Itamaraty vê como grave encontro de embaixador de Israel com Bolsonaro
A atitude do embaixador de Israel em Brasília, Daniel Zonshine, de se reunir com Jair Bolsonaro na quarta-feira foi considerada nos corredores do Itamaraty como uma quebra grave de protocolo, uma intromissão na política doméstica e uma relação complicada com um personagem público que está inelegível.
As informações foram obtidas em uma apuração que envolveu contatos com quatro embaixadores brasileiros, em Brasília e no exterior. Além deles, um mediador estrangeiro de conflitos e dois diplomatas brasileiros de médio escalão foram consultados. Oficialmente, o Itamaraty apenas diz que a prioridade é a retirada dos 34 brasileiros de Gaza.
Existiriam duas opções: o envio de um protesto formal por parte do Itamaraty ao governo de Israel ou até mesmo a retirada temporária do embaixador do Brasil em Tel Aviv.
A decisão dentro do governo foi a de abafar a crise. Qualquer ruptura com Israel, neste momento, aprofundaria as dificuldades para retirar os brasileiros que estão em Gaza.
O gesto, segundo experientes negociadores estrangeiros, é raro. Membros do alto escalão do governo Lula indicaram que, no atual contexto, ele amplia um racha na sociedade brasileira.
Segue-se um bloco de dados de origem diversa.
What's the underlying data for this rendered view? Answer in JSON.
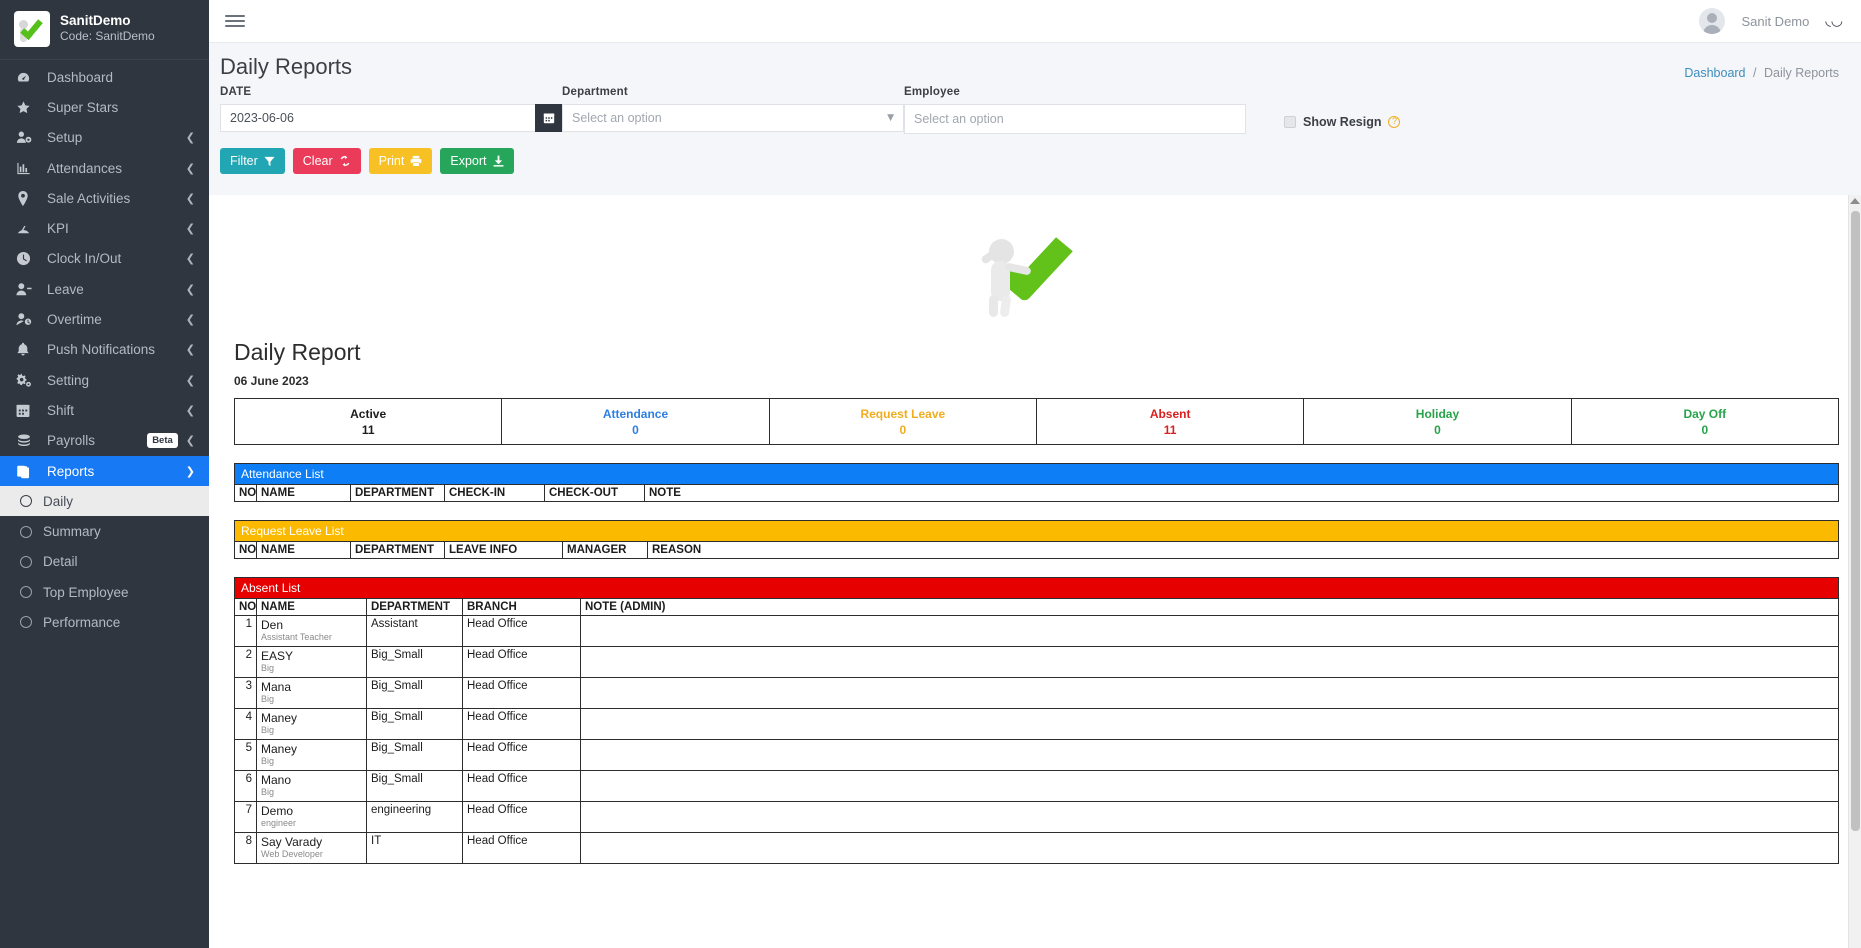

Certos embaixadores chegaram a alertar que o encontro sinaliza até mesmo que Israel continua considerando Bolsonaro como um ator legítimo da política nacional, mesmo diante dos atentados golpistas de 8 de janeiro, dos processos que existem contra o ex-presidente e diante do fato de ele estar impedido de se candidatar.
O encontro foi classificado internamente como uma violação de alguns dos principais pilares da diplomacia e uma provocação deliberada.
Antes do evento ao lado de Bolsonaro, Zonshine esteve no Itamaraty. Era o terceiro encontro entre o embaixador e a chancelaria brasileira, no esforço de encontrar um caminho para a situação dos brasileiros em Gaza. Mas o fato de ele não ter feito qualquer comentário sobre o encontro que teria com a oposição foi considerado no Itamaraty uma atitude deselegante.
A manobra é também vista como uma tentativa de Bolsonaro de argumentar que foi seu encontro com o embaixador que desbloqueou a saída dos brasileiros. A cronologia desmente. Na semana passada, o governo brasileiro se reuniu com o chanceler de Israel e foi indicado que a inclusão dos nomes poderia ocorrer até meados desta semana. Como houve dois atrasos na retirada de pessoas que estavam em listas prévias, o processo foi inteiro afetado.
Em qualquer outra ocasião, a atitude de um embaixador estrangeiro seria alvo de uma ação imediata por parte do governo, pois foi visto como uma intromissão aos assuntos domésticos do país, especialmente diante da aproximação a um personagem declarado como inelegível.
Ninguém nega que a relação vive um claro momento de deterioração, inclusive com a decisão do governo brasileiro, por meio de Celso Amorim, de falar abertamente em “genocídio” em Gaza.
Mal-estar entre serviços de inteligência
Ao caso do envolvimento do embaixador, soma-se o que foi visto como uma intromissão do serviço de inteligência de Israel, o Mossad, em assuntos relacionados à segurança no Brasil. O meio escolhido foi a divulgar um suposto risco de atos terroristas no país contra judeus e envolvendo o Hezbollah.
Neste caso, coube ao Ministério da Justiça reagir e indicar que apenas as forças brasileiras vão determinar, por meio de investigação, uma suspeita de terrorismo.
Fontes em Brasília indicaram ao UOL que tal iniciativa ocorre depois de um mal-estar entre os serviços de inteligência do Brasil e de Israel. Tel Aviv havia ficado irritada diante das ações da Justiça brasileira e da Polícia Federal indicando as operações do governo de Jair Bolsonaro na tentativa de compra de equipamentos israelenses de escuta e monitoramento.
O governo de Benjamin Netanyahu, com a derrota de Bolsonaro, perdeu um precioso aliado na América Latina. O ex-presidente foi o único chefe de governo brasileiro que optou por votar ao lado dos EUA em resoluções na ONU, em defesa de Israel.
Violando resoluções do Conselho de Segurança, o Brasil ainda sinalizou que mudaria sua embaixada de Tel Aviv para Jerusalém, o que implicaria reconhecer que a cidade sagrada é a capital de Israel. A mudança jamais ocorreu.
Netanyahu viajou até a posse de Bolsonaro e, ao longo dos quatro anos de mandato do brasileiro, foram diversas as viagens e encontros entre ministros dos dois países.
A aliança, porém, não tinha qualquer relação com a defesa dos judeus contra os grupos palestinos, e sim uma sinalização clara de Bolsonaro à sua base evangélica.